11 Condensed Lessons from Moving Big Data for Quarter of Adult Lifetime
February 23, 2011
- Best Practices below would solve for about 25% of the problems. Rest 75% is always around the code, platform (database/os/hardware/IO/memory etc). So, prepare a lot of firepower downstream.
- Data movement is like moving homes. Application data management practices are like bringing grocery home. One paradigm fails elsewhere. They’re mostly orthogonal.
- Batch, batch, batch – never migrate data atomically (one-by-one). Atomic works great when incoming data needs to be validated. When migrating existing data a “whole shebang” approach is mandatory as data is already “proved”.
- To extend the paradigm#3 –
- Try migrate taking app offline
- Try disable constraint
- Try drop/recreate indexes rather than organically built it along with data movement
- Disable triggers – the triggers have already worked on the data
- If you have to batch a logical entity in chunks, try not to commit after every batch size. Try commit as less as you can. The best number is 1/migration – a good number is no more than 1 every 15 minutes
- Don’t use application code for your largest entities (say, audit or archive data). Use custom-written thin scripts.
- If relational databases are in play, minimize redo and other logging. There’re multiple ways of doing so.
- Know what 10% of your structures (say, tables) contain 90% of the data (say, 3 tables contain 140GB, rest 77 contain 10GB). That’s typically enterprise pattern. Now, “CTRL+F” in code base for the former and optimize.
- Have an end-goal in target for migration / movement time and continuously try hitting that goal. Stick it to your cube wall. When we did QBDT data sync, it originally took 8 hrs+. Our BHAG was “< 1 minute for 98% companies”. We achieved something smart because we declared a (then) stupid target.
- Tune for IO. Impact of faster IO is non-linear.
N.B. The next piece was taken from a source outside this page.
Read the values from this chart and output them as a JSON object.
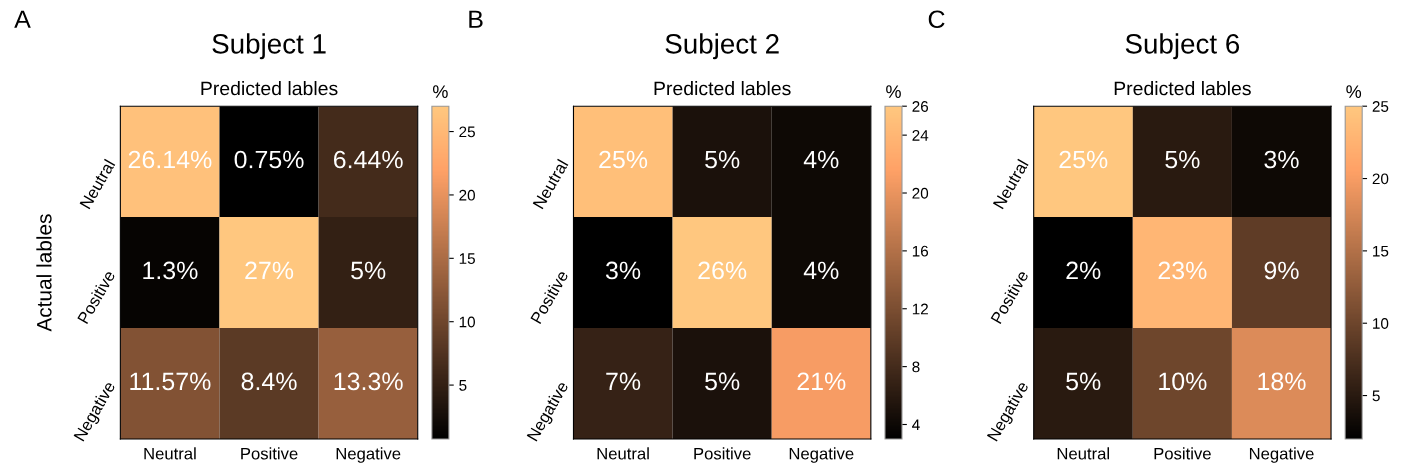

A 15% faster IO device (or 15% more RAM) would buy you hours of saving.
- Parallelize only for processes on #7. Parallelization has created more performance problems than it solved (generally).
- Remember #1; trace a baseline migration and get it analyzed by a “systems thinker type of guy” who also understands your underlying technology (e.g., Oracle / mySQL / Hadoop /NetEzza).